National director of public prosecutions (NDPP) Shamila Batohi says prosecutors will not be deterred from doing their work with due diligence - despite decisions taken by members of the executive.

Batohi was responding to a question in parliament on whether justice minister Ronald Lamola's decision to back jailed #FeesMustFall leader Kanya Cekeshe would affect the morale of prosecutors and other authorities who had worked hard to secure the conviction.

Minutes after the Johannesburg Magistrate's Court dismissed Cekeshe’s bail application on Monday, Lamola tweeted: “We note the dismissal of both the leave to appeal and bail for Fees Must Fall activist Khaya Cekeshe by the Johannesburg Magistrate's Court. We’re in the process of urgently assisting him with an application for presidential pardon or other legally available avenues."

Batohi said: “As far as the prosecutors are concerned, we know that notwithstanding in some instances what the executive might do, we need to do what we have to do."

She said while a number of students were arrested during the #FeesMustFall campaign, many of the less serious offences were withdrawn, while prosecutions proceeded in the more serious cases.

“Students have to behave responsibly. You cannot burn libraries or try to burn a police car with people in it. These are serious cases. As far as prosecutors are concerned, we will continue to do what we have to do,” she said.

Batohi explained that she had a very close working relationship with Lamola.
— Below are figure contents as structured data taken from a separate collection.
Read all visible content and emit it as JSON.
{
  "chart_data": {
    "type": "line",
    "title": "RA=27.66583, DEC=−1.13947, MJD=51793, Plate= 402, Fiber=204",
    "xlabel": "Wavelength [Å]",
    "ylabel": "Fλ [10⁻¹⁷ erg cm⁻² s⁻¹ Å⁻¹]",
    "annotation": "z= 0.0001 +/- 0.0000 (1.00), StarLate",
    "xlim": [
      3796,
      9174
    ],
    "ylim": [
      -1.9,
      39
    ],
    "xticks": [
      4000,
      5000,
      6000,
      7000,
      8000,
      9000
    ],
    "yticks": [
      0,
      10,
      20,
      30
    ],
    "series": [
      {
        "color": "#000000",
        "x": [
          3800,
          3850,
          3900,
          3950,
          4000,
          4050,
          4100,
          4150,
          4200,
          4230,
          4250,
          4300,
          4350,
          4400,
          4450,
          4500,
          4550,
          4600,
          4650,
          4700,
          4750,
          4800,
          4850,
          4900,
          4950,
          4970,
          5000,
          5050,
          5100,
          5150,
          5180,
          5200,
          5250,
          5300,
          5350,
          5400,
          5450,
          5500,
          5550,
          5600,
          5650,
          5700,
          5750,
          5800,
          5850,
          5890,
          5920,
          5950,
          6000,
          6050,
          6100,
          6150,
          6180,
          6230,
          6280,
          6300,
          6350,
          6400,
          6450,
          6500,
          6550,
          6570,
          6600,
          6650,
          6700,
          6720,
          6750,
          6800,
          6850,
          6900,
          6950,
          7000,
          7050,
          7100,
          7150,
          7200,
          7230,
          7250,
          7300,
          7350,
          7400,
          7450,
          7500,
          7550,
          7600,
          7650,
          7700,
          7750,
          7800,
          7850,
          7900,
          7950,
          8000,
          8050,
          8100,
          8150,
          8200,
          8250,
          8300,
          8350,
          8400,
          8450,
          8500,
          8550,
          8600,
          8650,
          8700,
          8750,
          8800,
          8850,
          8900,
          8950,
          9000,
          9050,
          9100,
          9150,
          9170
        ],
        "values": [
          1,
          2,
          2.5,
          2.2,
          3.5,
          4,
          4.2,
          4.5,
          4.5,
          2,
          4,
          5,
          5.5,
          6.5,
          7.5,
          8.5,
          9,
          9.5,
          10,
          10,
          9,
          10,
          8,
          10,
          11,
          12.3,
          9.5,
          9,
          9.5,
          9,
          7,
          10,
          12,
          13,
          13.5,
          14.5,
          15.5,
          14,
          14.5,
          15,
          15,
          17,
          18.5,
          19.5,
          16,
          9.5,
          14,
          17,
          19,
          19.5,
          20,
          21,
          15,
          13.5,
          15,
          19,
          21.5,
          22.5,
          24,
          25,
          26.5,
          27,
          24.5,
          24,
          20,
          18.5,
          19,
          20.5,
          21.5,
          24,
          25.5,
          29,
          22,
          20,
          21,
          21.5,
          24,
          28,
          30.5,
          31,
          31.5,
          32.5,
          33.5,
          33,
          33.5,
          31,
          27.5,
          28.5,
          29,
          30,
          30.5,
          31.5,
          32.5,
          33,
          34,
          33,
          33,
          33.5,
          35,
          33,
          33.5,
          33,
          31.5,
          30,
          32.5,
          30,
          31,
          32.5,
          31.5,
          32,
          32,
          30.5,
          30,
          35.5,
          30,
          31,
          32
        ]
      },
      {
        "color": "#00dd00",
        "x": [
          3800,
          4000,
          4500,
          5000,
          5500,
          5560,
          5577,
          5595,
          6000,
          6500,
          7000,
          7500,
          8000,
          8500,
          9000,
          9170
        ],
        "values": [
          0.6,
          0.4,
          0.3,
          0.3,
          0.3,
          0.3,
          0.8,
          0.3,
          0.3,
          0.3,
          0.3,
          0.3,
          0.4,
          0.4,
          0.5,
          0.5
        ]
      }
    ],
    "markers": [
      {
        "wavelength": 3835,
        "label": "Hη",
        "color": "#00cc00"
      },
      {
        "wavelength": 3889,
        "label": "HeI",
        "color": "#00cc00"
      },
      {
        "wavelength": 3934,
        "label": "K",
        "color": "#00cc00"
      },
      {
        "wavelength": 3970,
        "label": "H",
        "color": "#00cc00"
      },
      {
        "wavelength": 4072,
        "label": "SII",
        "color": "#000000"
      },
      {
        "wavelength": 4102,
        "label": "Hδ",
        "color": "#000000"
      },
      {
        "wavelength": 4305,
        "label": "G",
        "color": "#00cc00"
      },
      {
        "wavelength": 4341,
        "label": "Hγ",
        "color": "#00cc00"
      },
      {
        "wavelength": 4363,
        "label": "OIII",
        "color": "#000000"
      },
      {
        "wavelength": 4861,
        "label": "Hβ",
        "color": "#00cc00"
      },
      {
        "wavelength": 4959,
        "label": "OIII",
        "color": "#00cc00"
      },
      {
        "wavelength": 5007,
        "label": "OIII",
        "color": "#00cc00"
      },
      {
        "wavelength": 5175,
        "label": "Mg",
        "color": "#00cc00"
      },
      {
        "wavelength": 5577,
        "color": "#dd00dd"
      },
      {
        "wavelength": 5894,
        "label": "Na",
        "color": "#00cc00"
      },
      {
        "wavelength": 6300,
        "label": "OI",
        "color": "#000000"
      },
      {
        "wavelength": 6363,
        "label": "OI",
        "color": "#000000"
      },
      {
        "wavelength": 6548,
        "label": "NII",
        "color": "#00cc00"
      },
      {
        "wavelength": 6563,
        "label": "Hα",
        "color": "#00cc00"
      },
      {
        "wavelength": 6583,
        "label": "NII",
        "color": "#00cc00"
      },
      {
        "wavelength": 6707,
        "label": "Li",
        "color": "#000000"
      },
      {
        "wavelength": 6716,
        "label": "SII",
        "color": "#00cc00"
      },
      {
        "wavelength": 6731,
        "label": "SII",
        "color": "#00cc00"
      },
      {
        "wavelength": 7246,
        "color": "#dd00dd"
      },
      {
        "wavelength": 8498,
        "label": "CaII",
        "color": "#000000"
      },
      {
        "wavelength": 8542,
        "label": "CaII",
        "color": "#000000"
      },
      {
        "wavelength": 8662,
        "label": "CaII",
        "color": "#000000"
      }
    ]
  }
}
She said the minister was “very committed” to the NPA's independence and supported it by providing the necessary resources and other support that the executive can give to the NPA.

“With regards to #FeesMustFall and the minister's tweet … this is not something that the minister hasn't mentioned previously,” she told MPs.

DA MP Glynnis Breytenbach, a prosecutor by profession, had suggested that Lamola’s intervention would demoralise prosecutors and others whose job it was to ensure wrongdoing was punished.

“The NPA works quite hard to secure convictions, the police work hard to investigate matters and the judiciary works hard to do its job, and this results in convictions of people - for instance, for public violence and malicious damage to property, which we all agree are serious offences," she said.

"Then the minister of justice goes on record to tell us that he will do his best to assist such a person in obtaining an expungement and a pardon. How does this affect the morale of prosecutors and other players in the criminal justice system, who work every day to do their job and their work gets undone in a stroke of pen?”

Breytenbach wanted to know how Batohi would motivate them to continue doing their job and tell them that it's important “when it's clearly not always regarded as such”.

She suggested the same could happen in the cases of state capture.

“How are you going to motivate the prosecutors in matters that are difficult to prepare and prosecute when their work can be undone in a stroke of a pen? I find it astonishing that the person responsible for the administration of justice in this country can make such outbursts,” said Breytenbach about Lamola.